Nie ma to jak monopol na rację. A ja myślałem, że to Bono ma rozdmuchane ego.
@star: ‚monopol na rację’ – doskonale powiedziane! 🙂
może Bartek Chaciński ma monopol na rację, może Screenagers, może Porcys, a może Pitchfork? co innego fajnie napisany tekst, a co innego monopol na rację. ja delikatnie postuluję do wszystkich dziennikarzy muzycznych, żeby starali się raczej dokładnie opisywać, co w dobrze ocenianych płytach jest takiego, że są lepsze od innych: jakieś fajne gitarowe patenty, ciekawie połączone akordy, doskonały, charakterystyczny wokal, itp., bo może słuchacze czegoś nie zauważają. tak samo w złych płytach, co tak razi, że są beznadziejne. ostatnio natknąłem się na świetny tekst Bartosza Nowickiego, który wyczerpująco zrecenzował album Moiré. majstersztyk – daje kompletny pogląd na płytę, co jest w niej ciekawe, co złe i dlaczego może się jednak podobać. poproszę o więcej tak pisanych tekstów!:
http://1uchem1okiem.blogspot.com/2014/09/taniec-na-zgliszczach-moire-shelter.html
a tu pitchforkowa recenzja nowej płyty La Roux – ‚Trouble in Paradise’, która jest tak beznadziejna, wymęczona i bezbarwna, że aż odpycha po pierwszym przesłuchaniu i chyba laik może to stwierdzić. a oczekiwania po pierwszym albumie La Roux były chyba równie wysokie jak do U2, chociaż pewnie w innym wymiarze lecz nie kategorii – to też z założenia wysokiej klasy pop. recenzja La Roux: 6.5 (hahahahaha), recenzja U2: 4.6.
http://pitchfork.com/reviews/albums/19665-la-roux-trouble-in-paradise/
czy Pitchfork ‚się zna’? chyba nie bardzo. jak napisał kiedyś Mariusz Herma: Pitchfork albo kogoś lubi albo nie lubi. a dzieciaki kupują ‚gwiazdki’ serwisu jak świeże bułki… ponieważ nie miałem w pewnym momencie czasu, leciałem w przesłuchiwaniu płyt typami ‚best new music’ Pitchforka, bo niby taki wiarygodny i wpływowy. w większości były to pomyłki i chyba mam inny gust.
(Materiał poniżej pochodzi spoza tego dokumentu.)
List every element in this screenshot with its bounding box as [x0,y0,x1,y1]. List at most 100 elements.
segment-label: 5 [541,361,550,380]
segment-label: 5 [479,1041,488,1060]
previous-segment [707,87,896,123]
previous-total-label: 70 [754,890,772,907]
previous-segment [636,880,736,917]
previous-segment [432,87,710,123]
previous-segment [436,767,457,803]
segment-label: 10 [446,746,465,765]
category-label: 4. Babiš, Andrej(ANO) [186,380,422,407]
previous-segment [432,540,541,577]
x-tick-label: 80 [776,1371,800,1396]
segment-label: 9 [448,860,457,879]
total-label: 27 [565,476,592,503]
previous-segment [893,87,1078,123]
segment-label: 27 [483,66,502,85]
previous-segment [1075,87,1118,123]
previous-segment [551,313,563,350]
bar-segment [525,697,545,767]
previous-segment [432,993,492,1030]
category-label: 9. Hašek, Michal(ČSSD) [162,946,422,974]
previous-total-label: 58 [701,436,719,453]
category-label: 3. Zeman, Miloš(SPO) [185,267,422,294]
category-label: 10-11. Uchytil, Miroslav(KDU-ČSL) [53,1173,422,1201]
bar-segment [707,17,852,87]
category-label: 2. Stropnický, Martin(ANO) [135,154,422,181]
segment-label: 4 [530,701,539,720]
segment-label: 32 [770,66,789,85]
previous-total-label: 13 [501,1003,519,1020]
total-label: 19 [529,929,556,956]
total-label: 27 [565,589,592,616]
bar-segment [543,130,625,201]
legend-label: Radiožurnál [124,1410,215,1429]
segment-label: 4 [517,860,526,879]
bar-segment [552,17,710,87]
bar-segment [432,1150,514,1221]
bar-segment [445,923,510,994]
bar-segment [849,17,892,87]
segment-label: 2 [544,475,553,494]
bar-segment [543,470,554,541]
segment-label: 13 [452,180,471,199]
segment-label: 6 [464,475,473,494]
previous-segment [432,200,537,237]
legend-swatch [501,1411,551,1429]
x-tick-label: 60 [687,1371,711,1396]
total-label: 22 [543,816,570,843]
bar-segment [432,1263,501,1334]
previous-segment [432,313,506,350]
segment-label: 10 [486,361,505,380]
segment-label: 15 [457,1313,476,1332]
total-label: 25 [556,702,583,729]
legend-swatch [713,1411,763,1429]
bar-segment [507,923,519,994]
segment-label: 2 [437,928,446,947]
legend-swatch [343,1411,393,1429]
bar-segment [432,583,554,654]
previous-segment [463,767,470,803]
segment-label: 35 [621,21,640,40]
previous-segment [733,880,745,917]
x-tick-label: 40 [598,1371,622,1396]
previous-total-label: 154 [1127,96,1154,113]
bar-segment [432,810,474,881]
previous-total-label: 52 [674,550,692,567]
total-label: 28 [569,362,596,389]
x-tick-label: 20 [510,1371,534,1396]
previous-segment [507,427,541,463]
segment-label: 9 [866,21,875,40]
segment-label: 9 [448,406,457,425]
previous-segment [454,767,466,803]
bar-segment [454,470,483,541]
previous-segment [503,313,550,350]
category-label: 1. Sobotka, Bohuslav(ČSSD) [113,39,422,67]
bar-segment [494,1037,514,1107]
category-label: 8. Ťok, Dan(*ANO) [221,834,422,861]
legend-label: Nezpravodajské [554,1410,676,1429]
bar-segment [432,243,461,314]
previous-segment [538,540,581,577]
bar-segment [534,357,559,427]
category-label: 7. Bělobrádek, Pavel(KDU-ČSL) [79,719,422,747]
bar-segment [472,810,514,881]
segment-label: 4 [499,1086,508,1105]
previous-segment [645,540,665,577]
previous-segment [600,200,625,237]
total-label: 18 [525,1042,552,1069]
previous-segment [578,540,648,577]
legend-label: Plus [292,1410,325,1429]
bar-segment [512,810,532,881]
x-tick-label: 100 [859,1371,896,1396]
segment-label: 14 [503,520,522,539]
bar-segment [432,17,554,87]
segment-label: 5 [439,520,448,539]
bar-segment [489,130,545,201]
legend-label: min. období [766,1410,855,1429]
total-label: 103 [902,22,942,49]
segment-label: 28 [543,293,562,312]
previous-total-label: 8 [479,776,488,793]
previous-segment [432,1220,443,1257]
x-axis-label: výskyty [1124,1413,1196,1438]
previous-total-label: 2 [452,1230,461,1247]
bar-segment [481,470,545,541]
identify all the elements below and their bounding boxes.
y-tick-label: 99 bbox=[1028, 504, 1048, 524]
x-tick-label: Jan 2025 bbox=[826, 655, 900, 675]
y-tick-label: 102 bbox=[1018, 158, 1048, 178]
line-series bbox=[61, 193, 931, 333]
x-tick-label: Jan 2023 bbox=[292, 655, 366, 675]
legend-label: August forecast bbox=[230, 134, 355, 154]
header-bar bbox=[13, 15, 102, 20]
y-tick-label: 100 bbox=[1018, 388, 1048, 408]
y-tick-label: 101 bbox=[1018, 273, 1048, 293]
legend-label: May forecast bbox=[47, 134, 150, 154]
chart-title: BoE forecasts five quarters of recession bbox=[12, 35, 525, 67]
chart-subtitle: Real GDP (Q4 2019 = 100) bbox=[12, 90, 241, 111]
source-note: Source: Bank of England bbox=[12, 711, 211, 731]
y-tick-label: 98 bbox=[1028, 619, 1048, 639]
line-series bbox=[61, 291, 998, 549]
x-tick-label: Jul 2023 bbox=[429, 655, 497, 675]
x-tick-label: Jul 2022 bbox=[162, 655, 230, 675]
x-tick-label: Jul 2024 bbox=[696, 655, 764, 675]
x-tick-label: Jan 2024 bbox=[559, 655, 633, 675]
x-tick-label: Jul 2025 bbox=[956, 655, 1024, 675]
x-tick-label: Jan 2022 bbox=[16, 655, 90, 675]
Pitchfork cały czas buduje po prostu swój brand (jak, dajmy na to: Apple), żeby wszyscy łykali jego opinie i festiwal jak dogmat. i już daleko zaszedł. z fachowością nie ma to niestety nic wspólnego.
ach, zawsze też można napisać: jestem Bartek Chaciński, jak oceniają mnie tu i ówdzie ‚najbardziej obecnie wpływowy dziennikarz muzyczny w Polsce’, i ta płyta mnie się podoba, ale na pewno wielu z Was będzie miało inne zdanie. jeżeli lubicie mój gust to po prostu ją przesłuchajcie/ściągnijcie/kupcie, nawet w ciemno. po prostu, szczerze, bez owijania w bawełnę.
@”monopol na rację” –> cóż, dopóki nie znajdę takiego sposobu jak U2 na wciśnięcie się bez pytania milionom słuchaczy do ich iTunesów, a raczej próbować nie będę, pozostanę na polu wciskania komuś swych racji trzeciorzędnym detalistą. A dla tych, którzy czują się osaczeni przez mój pogląd, przygotuję niebawem krótki poradnik, jak mnie unikać 😉
dobra 😉
a od Polifonii: ‚odejdę, tylko jeśli zabiorę Was ze sobą’ 😉
Prawdę mówiąc to bardziej spodziewałem się po Bartku recenzji nowego albumu Natural Snow Buildings – „The Night Country” (tutaj próbka: https://www.youtube.com/watch?v=3jxvJyhbmbg), niż jakieś tam Planty czy U2 :-).
Przy okazji dodam, że w najbliższy piątek (19.09.) w Białymstoku rozpocznie się piąta edycja Original Source Up To Date 2014. Wystąpi ponad 50 artystów na 4 scenach jednocześnie! Sprawdźcie szczegóły: http://www.nowamuzyka.pl/2014/09/13/original-source-up-to-date-2014/
@ Sosnowski -> Jeśli ktoś ma ochotę na Planta przyprawionego orientalnym sosem, z echami Afryki, to w pierwszej kolejności należałoby polecić wspaniały album „No Quarter” z 1994 roku, zarejestrowany m.in. w Maroku, nagrany wraz z Page’m i muzykami z całego świata, w tym egipską orkiestrą i muzykami z Pakistanu czy Maroka, a także Porlem Thompsonem z The Cure 🙂 To było świetne granie i Plant w dobrej formie. Ta nowa płyta jest dla mnie niestety mało strawna, a Plant bardzo się zestarzał, również wokalnie i chyba mentalnie i to na tej płycie słychać.